Ledya Yohannes is writing exams for her first year of law school at the University of Toronto and feeling confident her grades will be good. Soon she’ll be in Ethiopia at her summer job working for a non-profit organization researching child trafficking.
A few years ago, when she was still an undergraduate international relations student, she wasn’t sure whether she would even apply. Tuition was approaching $30,000 and she knew she would need to spend a summer studying full-time for the Law School Admissions Test (LSAT). To afford a test preparation course, which cost between $500 and $1,000, she would have had to work a job on top of full-time studying.
Then she heard about U of T’s new Law School Access Program. It offered a free LSAT course for students from low-income families with averages of at least 78 per cent. They could qualify if they had received the Canada Student Grant for Students from Low-income Families, which last year had a cutoff of $43,941 for a family of four in Ontario. Yohannes met the requirements and signed up. In addition to a weekly test seminar similar to what private companies offer, the access program brought in guest speakers who opened her eyes to various careers in law and financial aid options.
Yohannes’s tuition has been dramatically reduced thanks to the financial aid she learned about that summer. The law access program “tries to encourage people from diverse backgrounds [to see] that law is an option,” she says.

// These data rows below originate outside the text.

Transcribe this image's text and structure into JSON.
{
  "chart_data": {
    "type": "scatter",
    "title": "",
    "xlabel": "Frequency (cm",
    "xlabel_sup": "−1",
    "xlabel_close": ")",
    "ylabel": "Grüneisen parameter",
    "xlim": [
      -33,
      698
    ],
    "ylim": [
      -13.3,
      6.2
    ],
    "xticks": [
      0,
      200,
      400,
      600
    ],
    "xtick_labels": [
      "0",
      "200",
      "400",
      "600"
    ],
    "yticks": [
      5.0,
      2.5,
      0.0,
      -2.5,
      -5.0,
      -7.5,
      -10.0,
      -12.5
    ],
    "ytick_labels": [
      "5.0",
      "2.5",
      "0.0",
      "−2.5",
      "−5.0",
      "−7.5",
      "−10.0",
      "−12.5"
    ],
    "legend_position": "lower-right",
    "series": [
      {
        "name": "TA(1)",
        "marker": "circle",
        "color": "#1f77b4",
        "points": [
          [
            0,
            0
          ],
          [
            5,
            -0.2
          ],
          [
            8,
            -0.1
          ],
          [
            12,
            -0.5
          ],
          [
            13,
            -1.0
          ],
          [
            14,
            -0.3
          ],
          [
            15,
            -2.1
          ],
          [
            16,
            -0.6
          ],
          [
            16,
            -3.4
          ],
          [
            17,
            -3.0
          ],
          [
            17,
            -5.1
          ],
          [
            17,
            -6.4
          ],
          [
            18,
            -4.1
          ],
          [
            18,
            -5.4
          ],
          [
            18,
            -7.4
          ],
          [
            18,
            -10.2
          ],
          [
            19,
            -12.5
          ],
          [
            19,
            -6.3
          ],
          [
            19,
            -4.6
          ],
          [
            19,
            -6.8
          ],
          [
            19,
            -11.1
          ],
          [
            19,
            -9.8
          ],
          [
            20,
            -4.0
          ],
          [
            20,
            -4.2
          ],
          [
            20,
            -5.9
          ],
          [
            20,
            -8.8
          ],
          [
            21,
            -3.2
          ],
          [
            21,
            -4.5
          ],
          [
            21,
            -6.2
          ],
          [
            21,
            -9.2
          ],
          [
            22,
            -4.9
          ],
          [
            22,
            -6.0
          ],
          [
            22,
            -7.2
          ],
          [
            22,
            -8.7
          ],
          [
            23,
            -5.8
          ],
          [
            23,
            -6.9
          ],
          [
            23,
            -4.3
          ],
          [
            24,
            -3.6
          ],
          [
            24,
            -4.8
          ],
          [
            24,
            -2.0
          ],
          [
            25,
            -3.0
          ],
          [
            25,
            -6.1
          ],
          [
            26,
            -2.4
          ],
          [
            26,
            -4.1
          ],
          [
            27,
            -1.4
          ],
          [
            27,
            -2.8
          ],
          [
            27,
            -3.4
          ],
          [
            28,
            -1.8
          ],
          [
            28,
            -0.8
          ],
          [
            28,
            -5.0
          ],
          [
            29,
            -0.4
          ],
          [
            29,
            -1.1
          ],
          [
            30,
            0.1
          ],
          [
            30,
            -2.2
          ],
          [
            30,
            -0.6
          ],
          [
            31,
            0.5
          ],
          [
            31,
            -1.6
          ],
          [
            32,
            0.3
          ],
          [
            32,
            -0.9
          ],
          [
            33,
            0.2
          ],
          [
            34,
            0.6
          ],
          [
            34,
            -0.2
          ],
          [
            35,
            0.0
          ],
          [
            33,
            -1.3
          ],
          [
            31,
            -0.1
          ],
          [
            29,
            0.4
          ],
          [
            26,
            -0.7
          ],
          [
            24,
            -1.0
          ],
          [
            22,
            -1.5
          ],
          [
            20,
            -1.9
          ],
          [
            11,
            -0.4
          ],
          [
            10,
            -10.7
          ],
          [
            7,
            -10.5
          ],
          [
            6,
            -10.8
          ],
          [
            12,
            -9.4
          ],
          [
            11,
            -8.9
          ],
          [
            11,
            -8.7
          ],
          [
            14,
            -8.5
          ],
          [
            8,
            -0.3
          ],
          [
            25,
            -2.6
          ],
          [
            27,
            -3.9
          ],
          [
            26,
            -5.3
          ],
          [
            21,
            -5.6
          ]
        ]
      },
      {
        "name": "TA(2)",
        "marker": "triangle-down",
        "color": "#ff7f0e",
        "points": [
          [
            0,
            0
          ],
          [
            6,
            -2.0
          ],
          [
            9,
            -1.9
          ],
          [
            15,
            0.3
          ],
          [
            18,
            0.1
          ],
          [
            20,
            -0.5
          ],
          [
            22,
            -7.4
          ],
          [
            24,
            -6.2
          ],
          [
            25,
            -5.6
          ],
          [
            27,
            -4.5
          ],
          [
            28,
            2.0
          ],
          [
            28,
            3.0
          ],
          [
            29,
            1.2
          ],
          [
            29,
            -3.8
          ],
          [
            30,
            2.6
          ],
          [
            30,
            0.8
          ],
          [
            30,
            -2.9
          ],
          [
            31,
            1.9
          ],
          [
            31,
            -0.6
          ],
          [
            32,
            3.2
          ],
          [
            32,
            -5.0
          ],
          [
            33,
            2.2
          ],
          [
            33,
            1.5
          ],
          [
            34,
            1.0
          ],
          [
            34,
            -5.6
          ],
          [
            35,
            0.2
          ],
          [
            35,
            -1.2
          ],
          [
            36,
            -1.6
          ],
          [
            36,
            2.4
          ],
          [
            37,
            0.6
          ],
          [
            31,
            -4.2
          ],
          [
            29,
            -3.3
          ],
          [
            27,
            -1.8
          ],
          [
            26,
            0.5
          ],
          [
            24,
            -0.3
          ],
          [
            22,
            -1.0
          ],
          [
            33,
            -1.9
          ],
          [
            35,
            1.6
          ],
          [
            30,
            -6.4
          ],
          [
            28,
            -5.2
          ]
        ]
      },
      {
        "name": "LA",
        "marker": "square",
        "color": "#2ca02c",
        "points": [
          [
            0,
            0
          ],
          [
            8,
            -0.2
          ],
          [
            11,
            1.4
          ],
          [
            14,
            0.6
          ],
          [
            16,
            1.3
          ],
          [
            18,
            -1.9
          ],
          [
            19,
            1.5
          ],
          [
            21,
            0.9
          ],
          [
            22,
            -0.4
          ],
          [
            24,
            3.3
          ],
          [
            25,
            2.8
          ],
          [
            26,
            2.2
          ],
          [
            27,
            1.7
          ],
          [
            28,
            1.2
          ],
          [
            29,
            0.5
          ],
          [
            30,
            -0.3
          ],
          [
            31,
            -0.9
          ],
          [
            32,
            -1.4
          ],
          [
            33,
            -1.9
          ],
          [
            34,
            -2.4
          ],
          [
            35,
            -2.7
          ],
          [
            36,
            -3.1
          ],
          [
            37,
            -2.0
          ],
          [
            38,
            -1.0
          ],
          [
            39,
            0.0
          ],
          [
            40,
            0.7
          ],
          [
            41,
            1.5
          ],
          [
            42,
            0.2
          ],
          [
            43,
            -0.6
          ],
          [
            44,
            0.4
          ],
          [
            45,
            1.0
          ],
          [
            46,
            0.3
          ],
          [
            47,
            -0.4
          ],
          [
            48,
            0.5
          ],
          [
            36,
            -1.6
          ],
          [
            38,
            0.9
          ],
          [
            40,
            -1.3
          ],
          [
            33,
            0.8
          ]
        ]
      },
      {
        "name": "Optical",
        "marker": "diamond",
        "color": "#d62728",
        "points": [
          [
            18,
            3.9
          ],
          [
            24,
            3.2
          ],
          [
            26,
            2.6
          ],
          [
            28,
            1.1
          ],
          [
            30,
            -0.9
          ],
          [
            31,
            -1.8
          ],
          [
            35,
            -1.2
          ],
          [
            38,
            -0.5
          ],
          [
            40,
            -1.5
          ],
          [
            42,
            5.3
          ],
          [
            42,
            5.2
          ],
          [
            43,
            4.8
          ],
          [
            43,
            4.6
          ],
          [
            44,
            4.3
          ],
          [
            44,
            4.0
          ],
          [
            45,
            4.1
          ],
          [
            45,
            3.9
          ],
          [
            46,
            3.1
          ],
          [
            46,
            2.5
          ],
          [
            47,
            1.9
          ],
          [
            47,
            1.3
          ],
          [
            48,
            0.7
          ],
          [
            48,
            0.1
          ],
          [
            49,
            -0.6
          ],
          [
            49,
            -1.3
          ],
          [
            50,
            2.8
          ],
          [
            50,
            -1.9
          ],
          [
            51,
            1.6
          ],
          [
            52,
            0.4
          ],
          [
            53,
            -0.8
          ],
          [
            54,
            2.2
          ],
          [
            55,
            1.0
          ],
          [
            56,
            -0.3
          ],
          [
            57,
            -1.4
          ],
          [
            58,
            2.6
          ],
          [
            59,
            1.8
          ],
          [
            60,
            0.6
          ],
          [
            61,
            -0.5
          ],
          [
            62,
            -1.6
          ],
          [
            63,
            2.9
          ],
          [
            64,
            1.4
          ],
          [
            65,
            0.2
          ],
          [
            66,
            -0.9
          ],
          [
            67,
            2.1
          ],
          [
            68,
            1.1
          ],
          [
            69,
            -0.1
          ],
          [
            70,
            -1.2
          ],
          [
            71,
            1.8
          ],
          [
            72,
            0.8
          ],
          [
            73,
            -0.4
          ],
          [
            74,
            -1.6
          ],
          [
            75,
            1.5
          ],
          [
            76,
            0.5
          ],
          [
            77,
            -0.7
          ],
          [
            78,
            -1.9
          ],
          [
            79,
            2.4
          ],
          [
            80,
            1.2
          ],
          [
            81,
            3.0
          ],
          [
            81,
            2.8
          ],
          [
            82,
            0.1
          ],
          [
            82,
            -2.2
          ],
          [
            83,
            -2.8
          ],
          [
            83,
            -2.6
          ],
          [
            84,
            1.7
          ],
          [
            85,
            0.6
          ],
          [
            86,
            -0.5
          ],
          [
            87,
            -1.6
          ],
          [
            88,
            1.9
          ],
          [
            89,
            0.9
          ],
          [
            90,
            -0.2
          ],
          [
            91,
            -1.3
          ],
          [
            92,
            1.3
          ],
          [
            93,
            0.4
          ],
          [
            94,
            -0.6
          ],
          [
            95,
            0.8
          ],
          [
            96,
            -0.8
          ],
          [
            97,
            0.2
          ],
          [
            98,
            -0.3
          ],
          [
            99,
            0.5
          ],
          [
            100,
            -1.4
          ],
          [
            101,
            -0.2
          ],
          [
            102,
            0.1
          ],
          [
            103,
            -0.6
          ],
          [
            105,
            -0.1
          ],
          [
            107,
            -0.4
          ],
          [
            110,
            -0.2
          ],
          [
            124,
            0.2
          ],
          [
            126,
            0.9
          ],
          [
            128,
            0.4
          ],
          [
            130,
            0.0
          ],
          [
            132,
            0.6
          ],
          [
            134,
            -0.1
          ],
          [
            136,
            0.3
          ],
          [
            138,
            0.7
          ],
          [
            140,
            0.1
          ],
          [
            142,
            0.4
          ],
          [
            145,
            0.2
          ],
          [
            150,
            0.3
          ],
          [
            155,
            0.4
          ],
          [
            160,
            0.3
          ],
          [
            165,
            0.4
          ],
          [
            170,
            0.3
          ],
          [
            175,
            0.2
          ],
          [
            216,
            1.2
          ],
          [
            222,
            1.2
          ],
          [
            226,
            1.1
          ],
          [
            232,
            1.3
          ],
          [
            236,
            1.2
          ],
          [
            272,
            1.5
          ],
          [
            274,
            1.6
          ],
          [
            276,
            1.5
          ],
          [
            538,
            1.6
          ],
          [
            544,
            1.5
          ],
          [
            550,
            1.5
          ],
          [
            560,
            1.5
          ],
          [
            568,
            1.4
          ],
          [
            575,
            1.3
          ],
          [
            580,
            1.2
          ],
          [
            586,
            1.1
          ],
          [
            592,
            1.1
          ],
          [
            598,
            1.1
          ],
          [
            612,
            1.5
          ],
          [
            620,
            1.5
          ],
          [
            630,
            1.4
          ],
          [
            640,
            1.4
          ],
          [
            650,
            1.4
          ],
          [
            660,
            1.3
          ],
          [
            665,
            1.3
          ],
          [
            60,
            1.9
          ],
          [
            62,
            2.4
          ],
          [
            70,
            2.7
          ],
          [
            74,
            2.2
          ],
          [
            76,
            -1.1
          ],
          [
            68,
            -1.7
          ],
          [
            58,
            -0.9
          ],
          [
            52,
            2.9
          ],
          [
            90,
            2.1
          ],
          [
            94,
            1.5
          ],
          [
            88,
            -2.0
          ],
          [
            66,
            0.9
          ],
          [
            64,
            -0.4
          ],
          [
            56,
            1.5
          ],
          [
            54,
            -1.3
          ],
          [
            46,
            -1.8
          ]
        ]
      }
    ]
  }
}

U of T’s program, a first of its kind in Canada, has had enough early success that several Ontario law schools have jointly applied for a grant from the Law School Admission Council, makers of the LSAT, to fund programs at their schools.
It’s easy to see why. Of the 43 students who took the program at U of T in the past two years, 13 have already been accepted to law schools, including Dalhousie, McGill and Windsor. Three are at U of T.
Alexis Archbold, assistant dean of students, came up with the idea for a summer program after working with Law in Action Within Schools, a outreach program promoting post-secondary education and legal careers in Toronto high schools. She saw how historically disadvantaged groups faced obstacles like low expectations, poor support and sometimes lacked role models in law. “We need to take responsibility for being proactive about reducing those obstacles,” she says. “The high cost of a commercial prep course seemed like such an easy one for us to tackle.”
The program is not expensive to run, about $5,000 per year. Archbold says LSAC offered free test-preparation materials, U of T’s career and financial services staff provided workshops and a summer student was hired to deliver the program. This summer, it will have even more support. The firm Borden Ladner Gervais will offer food, mentorship and teaching space that will allow participants to see lawyers in action, and each student will be assigned two mentors: a student and a lawyer.
Yohannes didn’t have a mentor but she did feel supported by the school before she wrote the LSAT. “I’m really glad I chose U of T,” she says, “I’ve met some of my greatest friends here. I’ve never felt excluded. I’ve just felt it’s such a welcoming environment.”